Juzgados en el amor

Autor: Padre Eusebio Gómez Navarro OCD 

 

 

El amor es el único mandamiento que tenemos los cristianos, lo más importante. Carlos Carreto cuenta: “Una tarde encontré en el desierto a un anciano que temblaba de frío. Parece extraño hablar de frío en el desierto, pero era así, tanto que la definición del Sahara es: País frío donde hace mucho calor cuando hay sol.

El sol se había puesto y el anciano temblaba. Yo tenía dos mantas, las mías. Dárselas quería decir que sería yo el que temblaría. Tuve miedo y me quedé con las dos mantas para mí.

Durante la noche no temblé de frío, pero al día siguiente temblé por el juicio de Dios. Efectivamente, soñé que había muerto en un accidente, aplastado por una roca, al pie de la cual había quedado dormido.

Con el cuerpo inmovilizado, pero con el alma viva –y qué viva estaba– fui juzgado. La materia del juicio fueron las dos mantas. Fui juzgado inmaduro para el Reino de los cielos. Yo, que había negado una manta a mi hermano por miedo al frío de la noche, había faltado al mandamiento de Dios: ‘Amarás a tu prójimo como a ti mismo’. En realidad, había amado a mi piel más que a la suya”.

            Carreto, discípulo de Jesús, había fallado en el mandamiento principal. Estaba unido a Jesús, se había hecho pequeño como él, pero ante el frío se olvidó del otro.

Estar unido a Dios exige estar en comunión con los hermanos. Esto ha estado claro en toda la historia de la Iglesia. “Los hermanos que venían de cualquier parte eran recibidos como miembros propios, eran enviados como amigos y recibidos por amigos. Ésta era antiguamente la gloria de la Iglesia: que de un término a otro del mundo con pequeños carnets, como un viático, los hermanos de cualquier Iglesia encontraban padres y hermanos” (San Basilio).

            Los santos han reconocido en el otro, especialmente en el pobre, al mismo Jesús. Gustavo Gutiérrez dice que “ser pobre es ser insignificante, ser anónimo en la historia”. “Ser cristiano y ver afligido a un hermano, sin llorar con él ni sentirse enfermo con él, es ser cristiano en pintura, es ser peor que las bestias” (San Vicente Paúl). Y el mismo santo que acudía prontamente ante las necesidades del otro, decía que “hay que atender a las necesidades de los pobres con más rapidez que cuando se corre a apagar el fuego”. Había una razón muy sencilla: para él “servir a los pobres es ir a Dios”.  “Defender la vida de los pobres es amor; defenderla aún a costa de la propia vida es amor en ultimidad” (J. Sobrino).
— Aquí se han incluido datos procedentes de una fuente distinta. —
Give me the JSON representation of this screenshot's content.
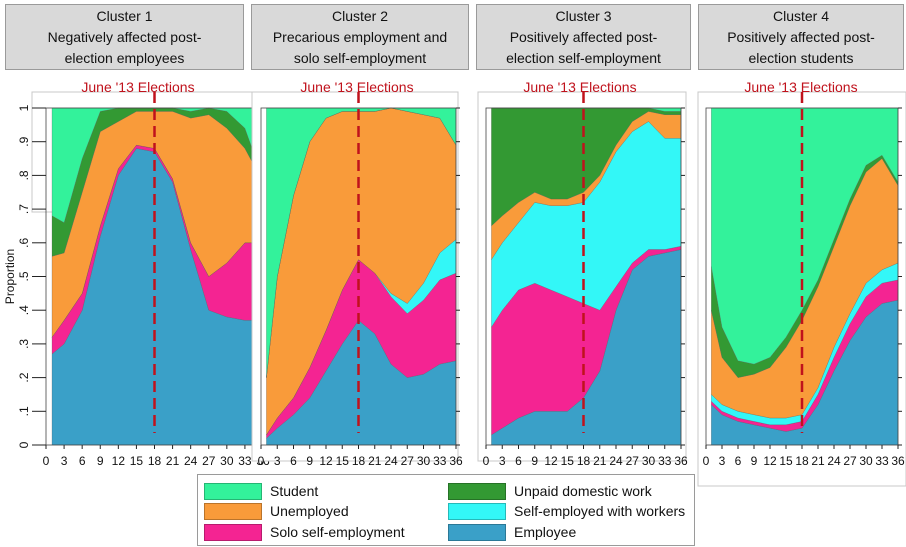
{
  "panel_titles": [
    {
      "line1": "Cluster 1",
      "line2": "Negatively affected post-",
      "line3": "election employees"
    },
    {
      "line1": "Cluster 2",
      "line2": "Precarious employment and",
      "line3": "solo self-employment"
    },
    {
      "line1": "Cluster 3",
      "line2": "Positively affected post-",
      "line3": "election self-employment"
    },
    {
      "line1": "Cluster 4",
      "line2": "Positively affected post-",
      "line3": "election students"
    }
  ],
  "colors": {
    "Employee": "#3aa0c8",
    "Solo self-employment": "#f42492",
    "Self-employed with workers": "#33f7f7",
    "Unemployed": "#f99b3a",
    "Unpaid domestic work": "#339933",
    "Student": "#33f29b",
    "election_line": "#c0121c",
    "election_label": "#c0121c"
  },
  "legend": [
    {
      "label": "Student",
      "color": "#33f29b"
    },
    {
      "label": "Unpaid domestic work",
      "color": "#339933"
    },
    {
      "label": "Unemployed",
      "color": "#f99b3a"
    },
    {
      "label": "Self-employed with workers",
      "color": "#33f7f7"
    },
    {
      "label": "Solo self-employment",
      "color": "#f42492"
    },
    {
      "label": "Employee",
      "color": "#3aa0c8"
    }
  ],
  "chart_data": [
    {
      "type": "area",
      "title": "Cluster 1 Negatively affected post-election employees",
      "ylabel": "Proportion",
      "xlim": [
        0,
        36
      ],
      "ylim": [
        0,
        1
      ],
      "xticks": [
        0,
        3,
        6,
        9,
        12,
        15,
        18,
        21,
        24,
        27,
        30,
        33,
        36
      ],
      "yticks": [
        0,
        0.1,
        0.2,
        0.3,
        0.4,
        0.5,
        0.6,
        0.7,
        0.8,
        0.9,
        1
      ],
      "ytick_labels": [
        "0",
        ".1",
        ".2",
        ".3",
        ".4",
        ".5",
        ".6",
        ".7",
        ".8",
        ".9",
        "1"
      ],
      "annotation": {
        "label": "June '13 Elections",
        "x": 18
      },
      "x": [
        1,
        3,
        6,
        9,
        12,
        15,
        18,
        21,
        24,
        27,
        30,
        33,
        36
      ],
      "series": [
        {
          "name": "Employee",
          "values": [
            0.27,
            0.3,
            0.4,
            0.62,
            0.8,
            0.88,
            0.87,
            0.78,
            0.58,
            0.4,
            0.38,
            0.37,
            0.37
          ]
        },
        {
          "name": "Solo self-employment",
          "values": [
            0.05,
            0.07,
            0.05,
            0.03,
            0.02,
            0.01,
            0.01,
            0.01,
            0.02,
            0.1,
            0.16,
            0.23,
            0.23
          ]
        },
        {
          "name": "Self-employed with workers",
          "values": [
            0,
            0,
            0,
            0,
            0,
            0,
            0,
            0,
            0,
            0,
            0,
            0,
            0
          ]
        },
        {
          "name": "Unemployed",
          "values": [
            0.24,
            0.2,
            0.3,
            0.28,
            0.14,
            0.1,
            0.11,
            0.2,
            0.37,
            0.48,
            0.4,
            0.28,
            0.18
          ]
        },
        {
          "name": "Unpaid domestic work",
          "values": [
            0.12,
            0.09,
            0.1,
            0.06,
            0.04,
            0.01,
            0.01,
            0.01,
            0.02,
            0.03,
            0.05,
            0.06,
            0.01
          ]
        },
        {
          "name": "Student",
          "values": [
            0.32,
            0.34,
            0.15,
            0.01,
            0,
            0,
            0,
            0,
            0.01,
            0,
            0.01,
            0.06,
            0.21
          ]
        }
      ]
    },
    {
      "type": "area",
      "title": "Cluster 2 Precarious employment and solo self-employment",
      "xlim": [
        0,
        36
      ],
      "ylim": [
        0,
        1
      ],
      "xticks": [
        0,
        3,
        6,
        9,
        12,
        15,
        18,
        21,
        24,
        27,
        30,
        33,
        36
      ],
      "annotation": {
        "label": "June '13 Elections",
        "x": 18
      },
      "x": [
        1,
        3,
        6,
        9,
        12,
        15,
        18,
        21,
        24,
        27,
        30,
        33,
        36
      ],
      "series": [
        {
          "name": "Employee",
          "values": [
            0.02,
            0.05,
            0.09,
            0.14,
            0.22,
            0.3,
            0.37,
            0.33,
            0.24,
            0.2,
            0.21,
            0.24,
            0.25
          ]
        },
        {
          "name": "Solo self-employment",
          "values": [
            0.01,
            0.03,
            0.05,
            0.09,
            0.12,
            0.16,
            0.18,
            0.18,
            0.2,
            0.19,
            0.22,
            0.25,
            0.26
          ]
        },
        {
          "name": "Self-employed with workers",
          "values": [
            0,
            0,
            0,
            0,
            0,
            0,
            0,
            0,
            0.01,
            0.03,
            0.05,
            0.08,
            0.1
          ]
        },
        {
          "name": "Unemployed",
          "values": [
            0.17,
            0.42,
            0.6,
            0.67,
            0.63,
            0.53,
            0.44,
            0.48,
            0.55,
            0.57,
            0.5,
            0.4,
            0.28
          ]
        },
        {
          "name": "Unpaid domestic work",
          "values": [
            0,
            0,
            0,
            0,
            0,
            0,
            0,
            0,
            0,
            0,
            0,
            0,
            0
          ]
        },
        {
          "name": "Student",
          "values": [
            0.8,
            0.5,
            0.26,
            0.1,
            0.03,
            0.01,
            0.01,
            0.01,
            0,
            0.01,
            0.02,
            0.03,
            0.11
          ]
        }
      ]
    },
    {
      "type": "area",
      "title": "Cluster 3 Positively affected post-election self-employment",
      "xlim": [
        0,
        36
      ],
      "ylim": [
        0,
        1
      ],
      "xticks": [
        0,
        3,
        6,
        9,
        12,
        15,
        18,
        21,
        24,
        27,
        30,
        33,
        36
      ],
      "annotation": {
        "label": "June '13 Elections",
        "x": 18
      },
      "x": [
        1,
        3,
        6,
        9,
        12,
        15,
        18,
        21,
        24,
        27,
        30,
        33,
        36
      ],
      "series": [
        {
          "name": "Employee",
          "values": [
            0.03,
            0.05,
            0.08,
            0.1,
            0.1,
            0.1,
            0.14,
            0.22,
            0.4,
            0.52,
            0.56,
            0.57,
            0.58
          ]
        },
        {
          "name": "Solo self-employment",
          "values": [
            0.32,
            0.35,
            0.38,
            0.38,
            0.36,
            0.34,
            0.28,
            0.18,
            0.07,
            0.02,
            0.02,
            0.01,
            0.01
          ]
        },
        {
          "name": "Self-employed with workers",
          "values": [
            0.2,
            0.2,
            0.2,
            0.24,
            0.25,
            0.27,
            0.3,
            0.38,
            0.4,
            0.39,
            0.38,
            0.33,
            0.32
          ]
        },
        {
          "name": "Unemployed",
          "values": [
            0.1,
            0.08,
            0.06,
            0.03,
            0.02,
            0.02,
            0.03,
            0.02,
            0.02,
            0.03,
            0.03,
            0.07,
            0.07
          ]
        },
        {
          "name": "Unpaid domestic work",
          "values": [
            0.35,
            0.32,
            0.28,
            0.25,
            0.27,
            0.27,
            0.25,
            0.2,
            0.11,
            0.04,
            0.01,
            0.01,
            0.01
          ]
        },
        {
          "name": "Student",
          "values": [
            0,
            0,
            0,
            0,
            0,
            0,
            0,
            0,
            0,
            0,
            0,
            0.01,
            0.01
          ]
        }
      ]
    },
    {
      "type": "area",
      "title": "Cluster 4 Positively affected post-election students",
      "xlim": [
        0,
        36
      ],
      "ylim": [
        0,
        1
      ],
      "xticks": [
        0,
        3,
        6,
        9,
        12,
        15,
        18,
        21,
        24,
        27,
        30,
        33,
        36
      ],
      "annotation": {
        "label": "June '13 Elections",
        "x": 18
      },
      "x": [
        1,
        3,
        6,
        9,
        12,
        15,
        18,
        21,
        24,
        27,
        30,
        33,
        36
      ],
      "series": [
        {
          "name": "Employee",
          "values": [
            0.12,
            0.09,
            0.07,
            0.06,
            0.05,
            0.04,
            0.05,
            0.12,
            0.22,
            0.31,
            0.38,
            0.42,
            0.43
          ]
        },
        {
          "name": "Solo self-employment",
          "values": [
            0.01,
            0.01,
            0.01,
            0.01,
            0.01,
            0.02,
            0.02,
            0.03,
            0.04,
            0.05,
            0.06,
            0.06,
            0.06
          ]
        },
        {
          "name": "Self-employed with workers",
          "values": [
            0.02,
            0.02,
            0.02,
            0.02,
            0.02,
            0.02,
            0.02,
            0.02,
            0.03,
            0.03,
            0.04,
            0.04,
            0.05
          ]
        },
        {
          "name": "Unemployed",
          "values": [
            0.25,
            0.14,
            0.1,
            0.12,
            0.15,
            0.21,
            0.28,
            0.3,
            0.3,
            0.32,
            0.33,
            0.33,
            0.23
          ]
        },
        {
          "name": "Unpaid domestic work",
          "values": [
            0.13,
            0.09,
            0.05,
            0.03,
            0.03,
            0.03,
            0.03,
            0.02,
            0.02,
            0.02,
            0.02,
            0.01,
            0.01
          ]
        },
        {
          "name": "Student",
          "values": [
            0.47,
            0.65,
            0.75,
            0.76,
            0.74,
            0.68,
            0.6,
            0.51,
            0.39,
            0.27,
            0.17,
            0.14,
            0.22
          ]
        }
      ]
    }
  ]
}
            “Sólo el amor distingue a los hijos de Dios de los hijos del diablo. Ya pueden santiguarse todos; ya pueden responder amén y cantar todos el aleluya; ya pueden bautizarse todos. En definitiva, sólo por la caridad se distinguen los hijos de Dios de los hijos del diablo… El que está bautizado, si no tiene caridad, no por eso deja de ser un desertor sin darse cuenta. Que tenga caridad o renuncie a decir que es hijo de Dios. Se dicen hijos de Dios, pero no lo son. ¿Para qué les sirve el nombre si no existe la realidad? Es lo mismo que llamarse médico y no saber curar, llamarse guardián y dormir toda la noche, decirse cristiano y no amar al prójimo” (San Agustín).

            El amor tiene que ser el distintivo de los discípulos de Jesús. El amor es lo más importante. Hemos nacido para amar, y al final seremos juzgados en el amor.